Was there a code for “Go [expletive deleted] yourself?” I wasn’t seeing that either. Just what kind of emergency was LS 60 having?
And then I found it. 10-7, Out Of Service. Next to it, someone had handwritten in parenthesis, OUT TO LUNCH.
“10-4,” I said into the radio.
Out to lunch, indeed. “Quite an emergency you got there, Jack,” I said to the radio, without, of course, pressing the transmit button. “Enjoy your Whopper.”
As the week went on, I found myself in any number of situations where my ability to communicate concisely and effectively was thwarted by a lack of appropriate code.
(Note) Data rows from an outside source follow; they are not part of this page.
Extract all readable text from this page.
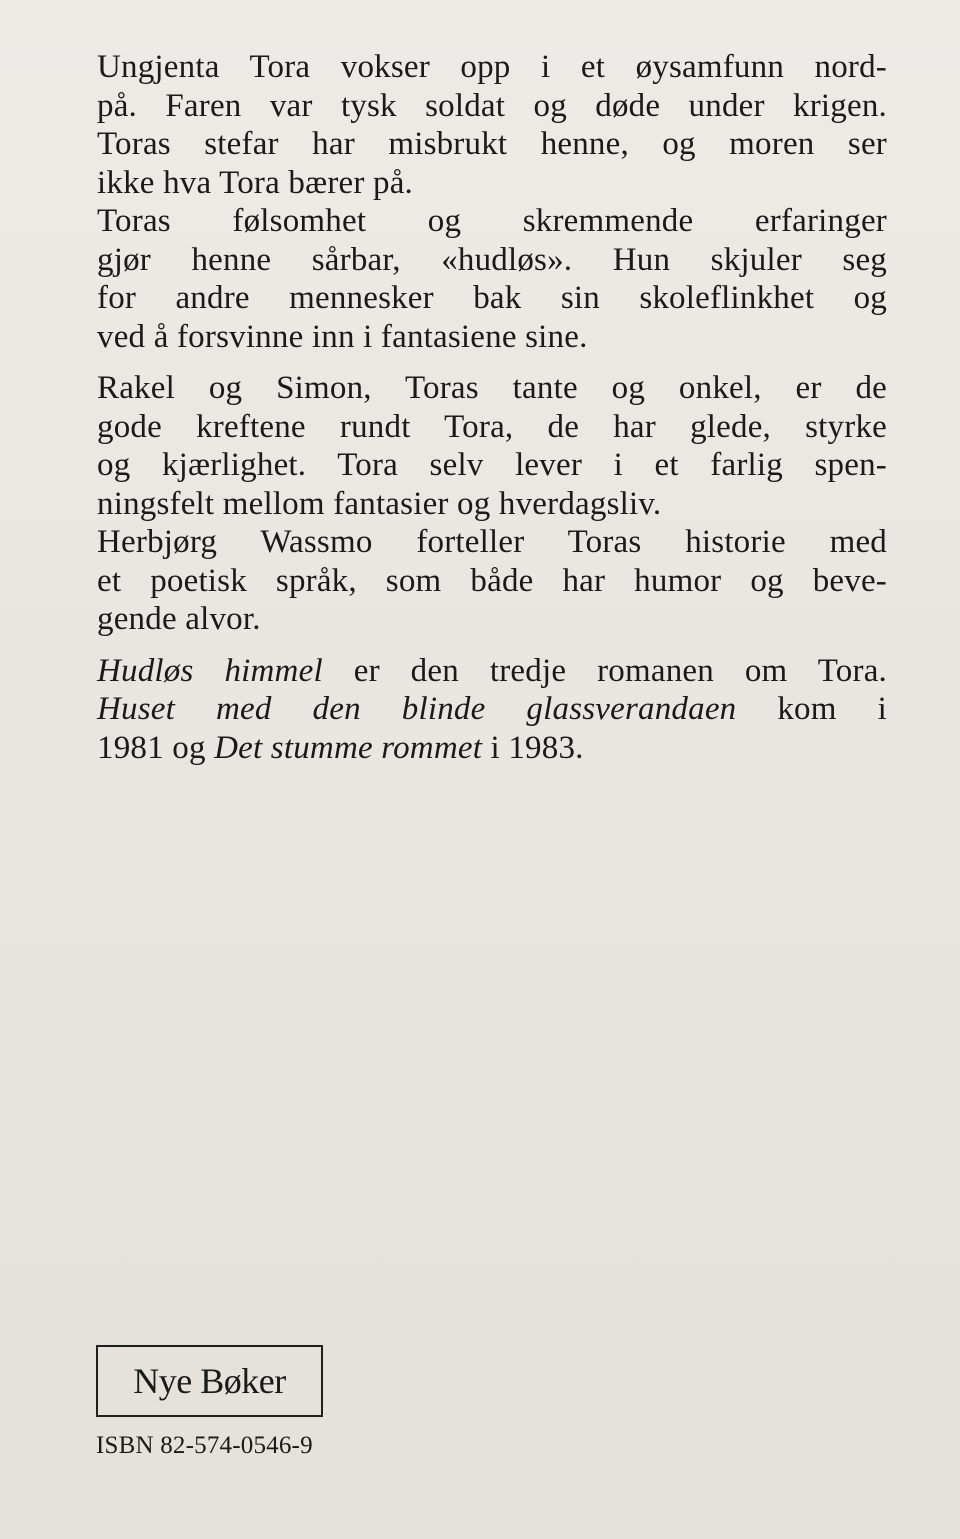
Ungjenta Tora vokser opp i et øysamfunn nord-
på. Faren var tysk soldat og døde under krigen.
Toras stefar har misbrukt henne, og moren ser
ikke hva Tora bærer på.
Toras følsomhet og skremmende erfaringer
gjør henne sårbar, «hudløs». Hun skjuler seg
for andre mennesker bak sin skoleflinkhet og
ved å forsvinne inn i fantasiene sine.

Rakel og Simon, Toras tante og onkel, er de
gode kreftene rundt Tora, de har glede, styrke
og kjærlighet. Tora selv lever i et farlig spen-
ningsfelt mellom fantasier og hverdagsliv.
Herbjørg Wassmo forteller Toras historie med
et poetisk språk, som både har humor og beve-
gende alvor.

Hudløs himmel er den tredje romanen om Tora.
Huset med den blinde glassverandaen kom i
1981 og Det stumme rommet i 1983.

Nye Bøker
ISBN 82-574-0546-9
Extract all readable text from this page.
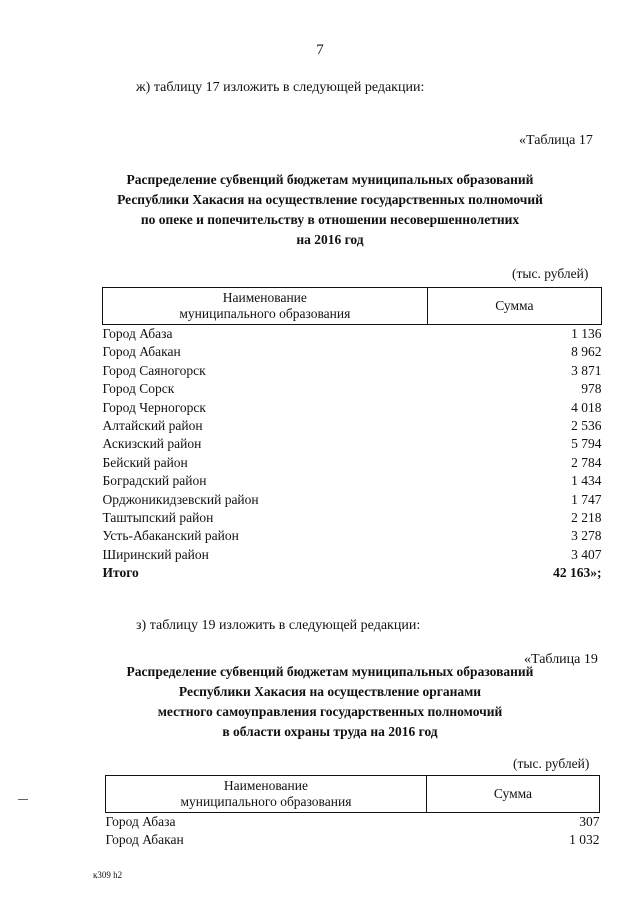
7
ж) таблицу 17 изложить в следующей редакции:
«Таблица 17
Распределение субвенций бюджетам муниципальных образований
Республики Хакасия на осуществление государственных полномочий
по опеке и попечительству в отношении несовершеннолетних
на 2016 год
(тыс. рублей)
Наименование
муниципального образования	Сумма
Город Абаза	1 136
Город Абакан	8 962
Город Саяногорск	3 871
Город Сорск	978
Город Черногорск	4 018
Алтайский район	2 536
Аскизский район	5 794
Бейский район	2 784
Боградский район	1 434
Орджоникидзевский район	1 747
Таштыпский район	2 218
Усть-Абаканский район	3 278
Ширинский район	3 407
Итого	42 163»;
з) таблицу 19 изложить в следующей редакции:
«Таблица 19
Распределение субвенций бюджетам муниципальных образований
Республики Хакасия на осуществление органами
местного самоуправления государственных полномочий
в области охраны труда на 2016 год
(тыс. рублей)
Наименование
муниципального образования	Сумма
Город Абаза	307
Город Абакан	1 032
к309 h2
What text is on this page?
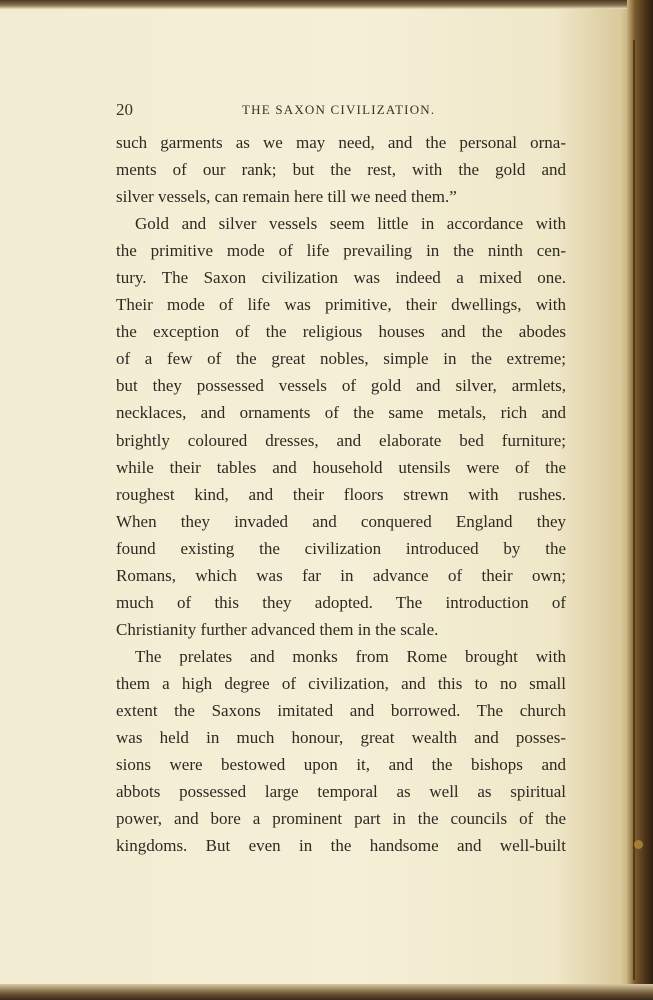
20	THE SAXON CIVILIZATION.
such garments as we may need, and the personal orna-
ments of our rank; but the rest, with the gold and
silver vessels, can remain here till we need them.”
Gold and silver vessels seem little in accordance with
the primitive mode of life prevailing in the ninth cen-
tury. The Saxon civilization was indeed a mixed one.
Their mode of life was primitive, their dwellings, with
the exception of the religious houses and the abodes
of a few of the great nobles, simple in the extreme;
but they possessed vessels of gold and silver, armlets,
necklaces, and ornaments of the same metals, rich and
brightly coloured dresses, and elaborate bed furniture;
while their tables and household utensils were of the
roughest kind, and their floors strewn with rushes.
When they invaded and conquered England they
found existing the civilization introduced by the
Romans, which was far in advance of their own;
much of this they adopted. The introduction of
Christianity further advanced them in the scale.
The prelates and monks from Rome brought with
them a high degree of civilization, and this to no small
extent the Saxons imitated and borrowed. The church
was held in much honour, great wealth and posses-
sions were bestowed upon it, and the bishops and
abbots possessed large temporal as well as spiritual
power, and bore a prominent part in the councils of the
kingdoms. But even in the handsome and well-built
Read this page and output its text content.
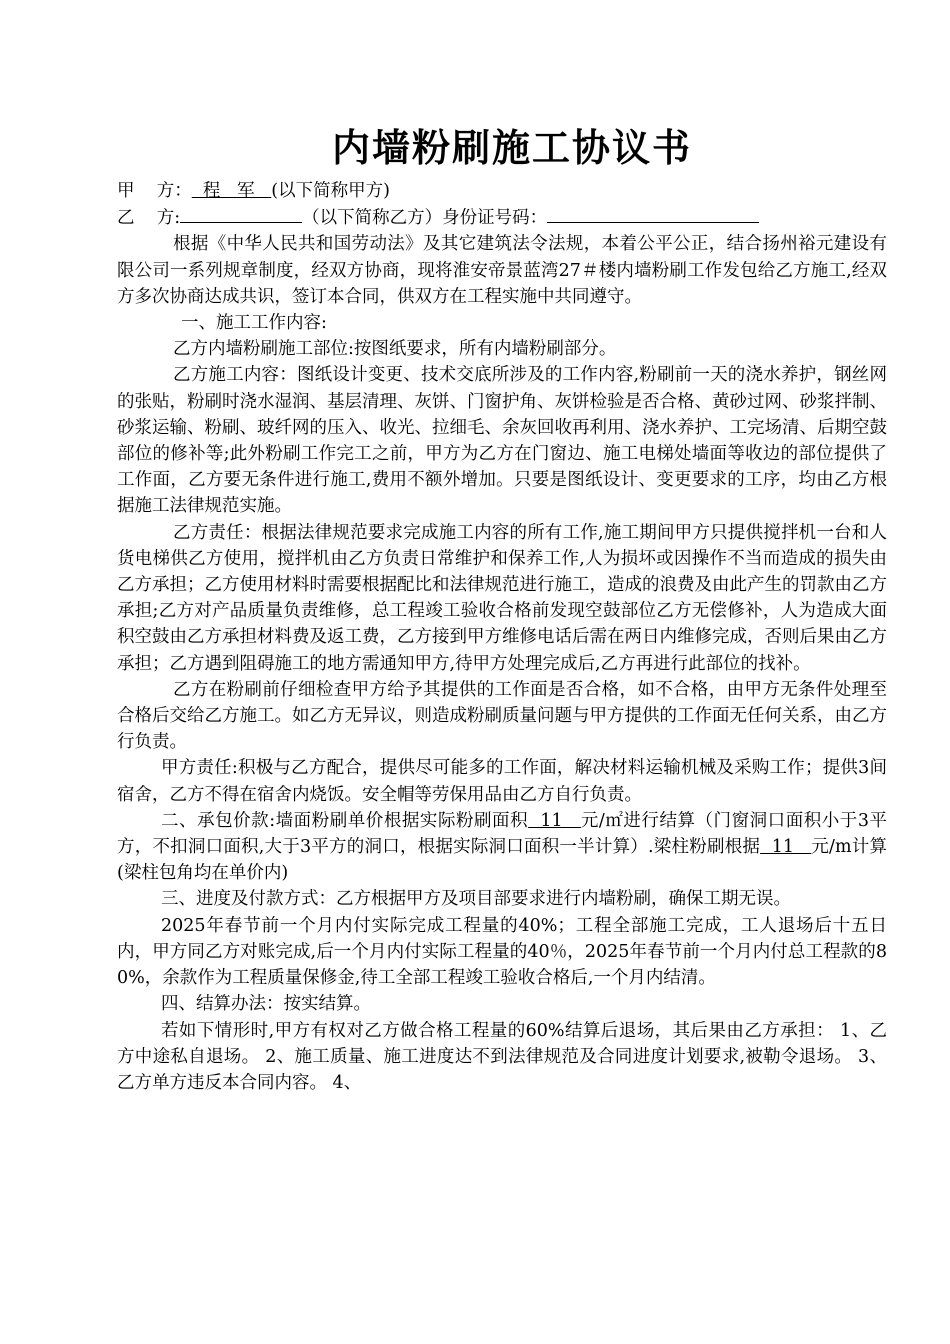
内墙粉刷施工协议书
甲    方：  程   军   (以下简称甲方)
乙    方:	（以下简称乙方）身份证号码：
根据《中华人民共和国劳动法》及其它建筑法令法规，本着公平公正，结合扬州裕元建设有限公司一系列规章制度，经双方协商，现将淮安帝景蓝湾27＃楼内墙粉刷工作发包给乙方施工,经双方多次协商达成共识，签订本合同，供双方在工程实施中共同遵守。
一、施工工作内容:
乙方内墙粉刷施工部位:按图纸要求，所有内墙粉刷部分。
乙方施工内容：图纸设计变更、技术交底所涉及的工作内容,粉刷前一天的浇水养护，钢丝网的张贴，粉刷时浇水湿润、基层清理、灰饼、门窗护角、灰饼检验是否合格、黄砂过网、砂浆拌制、砂浆运输、粉刷、玻纤网的压入、收光、拉细毛、余灰回收再利用、浇水养护、工完场清、后期空鼓部位的修补等;此外粉刷工作完工之前，甲方为乙方在门窗边、施工电梯处墙面等收边的部位提供了工作面，乙方要无条件进行施工,费用不额外增加。只要是图纸设计、变更要求的工序，均由乙方根据施工法律规范实施。
乙方责任：根据法律规范要求完成施工内容的所有工作,施工期间甲方只提供搅拌机一台和人货电梯供乙方使用，搅拌机由乙方负责日常维护和保养工作,人为损坏或因操作不当而造成的损失由乙方承担；乙方使用材料时需要根据配比和法律规范进行施工，造成的浪费及由此产生的罚款由乙方承担;乙方对产品质量负责维修，总工程竣工验收合格前发现空鼓部位乙方无偿修补，人为造成大面积空鼓由乙方承担材料费及返工费，乙方接到甲方维修电话后需在两日内维修完成，否则后果由乙方承担；乙方遇到阻碍施工的地方需通知甲方,待甲方处理完成后,乙方再进行此部位的找补。
乙方在粉刷前仔细检查甲方给予其提供的工作面是否合格，如不合格，由甲方无条件处理至合格后交给乙方施工。如乙方无异议，则造成粉刷质量问题与甲方提供的工作面无任何关系，由乙方行负责。
甲方责任:积极与乙方配合，提供尽可能多的工作面，解决材料运输机械及采购工作；提供3间宿舍，乙方不得在宿舍内烧饭。安全帽等劳保用品由乙方自行负责。
二、承包价款:墙面粉刷单价根据实际粉刷面积  11   元/㎡进行结算（门窗洞口面积小于3平方，不扣洞口面积,大于3平方的洞口，根据实际洞口面积一半计算）.梁柱粉刷根据  11   元/m计算(梁柱包角均在单价内)
三、进度及付款方式：乙方根据甲方及项目部要求进行内墙粉刷，确保工期无误。
2025年春节前一个月内付实际完成工程量的40%；工程全部施工完成，工人退场后十五日内，甲方同乙方对账完成,后一个月内付实际工程量的40％，2025年春节前一个月内付总工程款的80%，余款作为工程质量保修金,待工全部工程竣工验收合格后,一个月内结清。
四、结算办法：按实结算。
若如下情形时,甲方有权对乙方做合格工程量的60%结算后退场，其后果由乙方承担： 1、乙方中途私自退场。 2、施工质量、施工进度达不到法律规范及合同进度计划要求,被勒令退场。 3、乙方单方违反本合同内容。 4、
Knowing that 12 Codes were free (to my knowledge anyway) I set about making my own set of dispatcher friendly codes:
12-01 Dispatch is confused, say it in plain English
12-02 Dispatch has a mouthful of donut- stand by
12-03 Dispatch has almost solved “word jumble”-stand by
12-04 Dispatch horoscope unfavorable, hiding under desk
12-05 Dispatch missed first part of transmission
12-06 Dispatch missed second part of transmission
12-07 Dispatch missed the whole transmission
12-08 Dispatch was talking to Sandy from across the hall-repeat transmission
12-09 What?
12-10 What?
12-11 Dispatch is in over his head and signing off, you’re on your own
12-12 Dispatch does not, for the last time, know where Ahwatukee is
12-13 Who is this?
12-14 What are you wearing?
12-15 Sounds sexy
12-16 Sorry, not my type
12-17 Dispatch wondering what life is all about, please respond
12-18 Dispatch out of cigarettes, anyone’s 10-20 by a Circle K?
12-19 Dispatch shoes too tight, emergency response
12-20 Dispatch free for dinner tonight-hint, hint
12-21 Dispatch out to lunch
12-22 Dispatch back from lunch
12-23 Dispatch assures you he was only gone an hour
12-24 Dispatch does not like your tone
12-25 Dispatch has not heard the one about the priest, the rabbi, and the stripper
12-26 Dispatch has heard the one about the priest, the rabbi, and the stripper
12-27 Dispatch is tired and cranky, this had better be important
12-28 Go [expletive deleted] yourself
12-29 Dispatch checking personal emails-stand by
12-30 Dispatch answering personal emails-stand by
12-31 Dispatcher making notes for blog-stand by
I’m sure I’ll think of more as time goes by, but these would definitely make my life as dispatcher a heck of a lot easier. Now, though, I’m 10-7. I’ve got a 10-100. Do not stand by.